Pairing with Protein
Include a source of protein in your meal, such as a serving of grilled chicken, paneer, or tofu. Protein slows down carbohydrate absorption, reducing spikes.
Add Fiber-Rich Foods
Incorporate fiber-rich foods like a salad with leafy greens, cucumbers, and tomatoes. Fiber helps moderate the rise in blood sugar levels after meals.
Choose Whole Grains
If you can, replace a portion of the medu vada with a small serving of whole-grain items, like quinoa or millet, which are better for maintaining stable glucose levels.
Healthy Fats
Add a source of healthy fats, such as avocado slices or a small handful of nuts like almonds or walnuts.

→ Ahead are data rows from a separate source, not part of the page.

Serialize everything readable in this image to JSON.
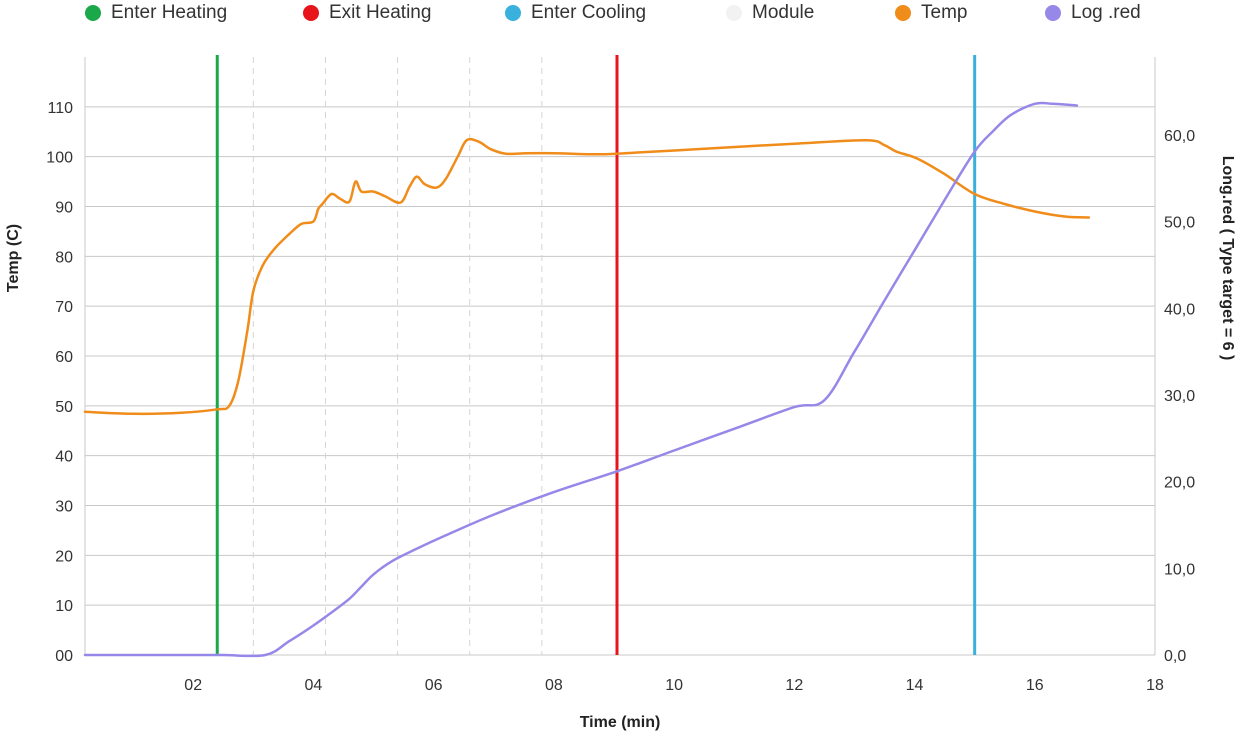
{
  "chart_data": {
    "type": "line",
    "xlabel": "Time (min)",
    "ylabel_left": "Temp (C)",
    "ylabel_right": "Long.red ( Type target = 6 )",
    "xlim": [
      0.2,
      18
    ],
    "ylim_left": [
      0,
      120
    ],
    "ylim_right": [
      0,
      69
    ],
    "x_ticks": [
      {
        "value": 2,
        "label": "02"
      },
      {
        "value": 4,
        "label": "04"
      },
      {
        "value": 6,
        "label": "06"
      },
      {
        "value": 8,
        "label": "08"
      },
      {
        "value": 10,
        "label": "10"
      },
      {
        "value": 12,
        "label": "12"
      },
      {
        "value": 14,
        "label": "14"
      },
      {
        "value": 16,
        "label": "16"
      },
      {
        "value": 18,
        "label": "18"
      }
    ],
    "y_left_ticks": [
      {
        "value": 0,
        "label": "00"
      },
      {
        "value": 10,
        "label": "10"
      },
      {
        "value": 20,
        "label": "20"
      },
      {
        "value": 30,
        "label": "30"
      },
      {
        "value": 40,
        "label": "40"
      },
      {
        "value": 50,
        "label": "50"
      },
      {
        "value": 60,
        "label": "60"
      },
      {
        "value": 70,
        "label": "70"
      },
      {
        "value": 80,
        "label": "80"
      },
      {
        "value": 90,
        "label": "90"
      },
      {
        "value": 100,
        "label": "100"
      },
      {
        "value": 110,
        "label": "110"
      }
    ],
    "y_right_ticks": [
      {
        "value": 0,
        "label": "0,0"
      },
      {
        "value": 10,
        "label": "10,0"
      },
      {
        "value": 20,
        "label": "20,0"
      },
      {
        "value": 30,
        "label": "30,0"
      },
      {
        "value": 40,
        "label": "40,0"
      },
      {
        "value": 50,
        "label": "50,0"
      },
      {
        "value": 60,
        "label": "60,0"
      }
    ],
    "minor_x_gridlines": [
      3,
      4.2,
      5.4,
      6.6,
      7.8
    ],
    "legend": [
      {
        "label": "Enter Heating",
        "color": "#1aa84a"
      },
      {
        "label": "Exit Heating",
        "color": "#e8141c"
      },
      {
        "label": "Enter Cooling",
        "color": "#3ab1dc"
      },
      {
        "label": "Module",
        "color": "#f2f2f2"
      },
      {
        "label": "Temp",
        "color": "#f08c1a"
      },
      {
        "label": "Log .red",
        "color": "#9688e8"
      }
    ],
    "markers": [
      {
        "name": "Enter Heating",
        "x": 2.4,
        "color": "#1aa84a"
      },
      {
        "name": "Exit Heating",
        "x": 9.05,
        "color": "#e8141c"
      },
      {
        "name": "Enter Cooling",
        "x": 15.0,
        "color": "#3ab1dc"
      }
    ],
    "series": [
      {
        "name": "Temp",
        "axis": "left",
        "color": "#f08c1a",
        "x": [
          0.2,
          1.0,
          1.8,
          2.4,
          2.6,
          2.75,
          2.9,
          3.0,
          3.15,
          3.35,
          3.6,
          3.8,
          4.0,
          4.08,
          4.15,
          4.3,
          4.45,
          4.6,
          4.7,
          4.8,
          5.0,
          5.2,
          5.45,
          5.6,
          5.72,
          5.85,
          6.05,
          6.2,
          6.4,
          6.55,
          6.75,
          6.95,
          7.2,
          7.55,
          8.0,
          8.6,
          9.05,
          10.5,
          12.0,
          13.2,
          13.5,
          13.7,
          14.05,
          14.5,
          15.0,
          15.5,
          16.0,
          16.5,
          16.9
        ],
        "values": [
          48.8,
          48.4,
          48.6,
          49.3,
          50.0,
          55.0,
          65.0,
          73.0,
          78.0,
          81.5,
          84.5,
          86.5,
          87.0,
          89.5,
          90.5,
          92.5,
          91.5,
          91.0,
          95.0,
          93.0,
          93.0,
          92.0,
          90.8,
          94.0,
          96.0,
          94.5,
          93.8,
          95.5,
          100.0,
          103.3,
          103.0,
          101.5,
          100.6,
          100.7,
          100.7,
          100.5,
          100.6,
          101.6,
          102.6,
          103.3,
          102.3,
          101.0,
          99.6,
          96.5,
          92.5,
          90.5,
          89.0,
          88.0,
          87.8
        ]
      },
      {
        "name": "Log .red",
        "axis": "right",
        "color": "#9688e8",
        "x": [
          0.2,
          1.0,
          2.0,
          2.5,
          3.2,
          3.6,
          4.0,
          4.3,
          4.6,
          4.8,
          5.0,
          5.3,
          5.7,
          6.2,
          7.0,
          8.0,
          9.05,
          10.0,
          11.0,
          12.0,
          12.5,
          13.0,
          13.5,
          14.0,
          14.5,
          15.0,
          15.3,
          15.6,
          16.0,
          16.3,
          16.7
        ],
        "values": [
          0.0,
          0.0,
          0.0,
          0.0,
          0.0,
          1.6,
          3.4,
          4.9,
          6.5,
          7.9,
          9.3,
          10.8,
          12.2,
          13.8,
          16.2,
          18.8,
          21.2,
          23.6,
          26.1,
          28.6,
          29.4,
          35.0,
          40.9,
          46.7,
          52.5,
          58.1,
          60.4,
          62.3,
          63.6,
          63.6,
          63.4
        ]
      }
    ]
  }
}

Fats can help slow down digestion and glucose absorption.
Hydration
Drink water before and during your meal. Sometimes, thirst can be mistaken for hunger, leading to overeating. Proper hydration can help with digestion and glucose regulation.
Pre-Meal Snack
Have a small snack 30 minutes before your meal, such as a piece of fruit like an apple or a handful of berries. This can help moderate blood sugar spikes by reducing hunger and slowing down food intake during the main meal.
Physical Activity
Engage in a light walk or some physical activity after eating. This can help your muscles use glucose more effectively and reduce post-meal spikes.
Mindful Eating
Practice mindful eating by chewing slowly and savoring each bite. This can prevent overeating and allow your body to signal fullness before you consume excess calories.
Meal Timing
Try to have your meals at regular intervals throughout the day. This consistency helps maintain stable blood sugar levels and prevents spikes.